When you say the forces are in equilibrium that is saying the all forces in the system zero out. That would imply for me to calculate the forces on the roll minus the kinetic friction and without he 40N force since thats the force that is causing it to rotate.

So if it was not rotating, the force on the bar would be the tention from the bracket, Normal force of the wall, and the weight? Or would that be incorrect?

13. Jun 23, 2004

### Staff: Mentor

Right.
Why would you ignore the 40N force? It is certainly acting on the roll! Include all the forces acting on the roll.
Unless I'm missing something (that can happen ) the rotation is irrelevant.

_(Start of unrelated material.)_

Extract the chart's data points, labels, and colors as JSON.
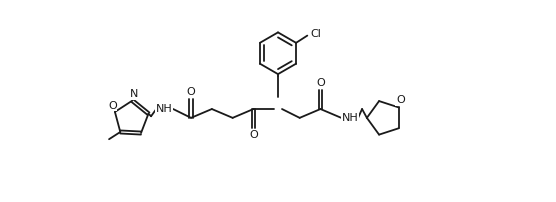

The tension in the rod is the force that the rod exerts on the roll. The normal force and the weight are forces on the roll, not the rod. (By "bar" you mean "rod", right?)

Do this: Take each of the forces acting on the roll (I listed them in my last post: there are 5) and find the x and y components. Add up the x-components and set equal to zero; do the same for the y-components. See what happens.

14. Jun 23, 2004

### Brianjw

Thanks will do as soon as I get off from work. I think that'll help alot!

15. Jun 23, 2004

### Staff: Mentor

Good luck with it. Let us know how you make out.

16. Jun 24, 2004

### Brianjw

Well it worked, I got the Force on the rod. But I don't get what I'm doing wrong on the second part. It seems really straight forward to me and I'm not getting the right answer.

I solved for the tension in the problem and got 226N. Now it would like me to find the angular acceleration in the problem. I know $$\sum \tau = I\alpha$$

In this problem we have 2 forces acting as torques. We have the friction and the 40N force. Therefore(Treating clockwise as the positive direction):

$$\sum\tau = 40.0N * .18m - .18m * 226N * Sin30* .25 = I\alpha$$ where we know I = .260 kg m^2 Should be simple to solve. I got the 226 * sin30 from the previous question. Since the tension is 226N I need just the X component from it.

Using that I should get:
$$\alpha = \frac{40.0N * .18m - .18m * 226N * Sin30* .25 }{.260 kg*m^2}$$

when I submit that answer it comes back as wrong and don't know why.

Last edited: Jun 24, 2004
17. Jun 24, 2004

### Staff: Mentor

recheck the tension

Your method for finding $\alpha$ looks good to me. But recheck that value for tension; I got 266N, not 226N. (But I did it pretty quick and may have fat fingered something.) Perhaps you just copied it wrong to part 2?

18. Jun 24, 2004

### Brianjw

Bah, you were right, damn me and my copying abilities heh. Well that problem is finished finally. Only got 3 more as part of the assignment that I can't figure out yet, gonna give those another go now.

Thanks!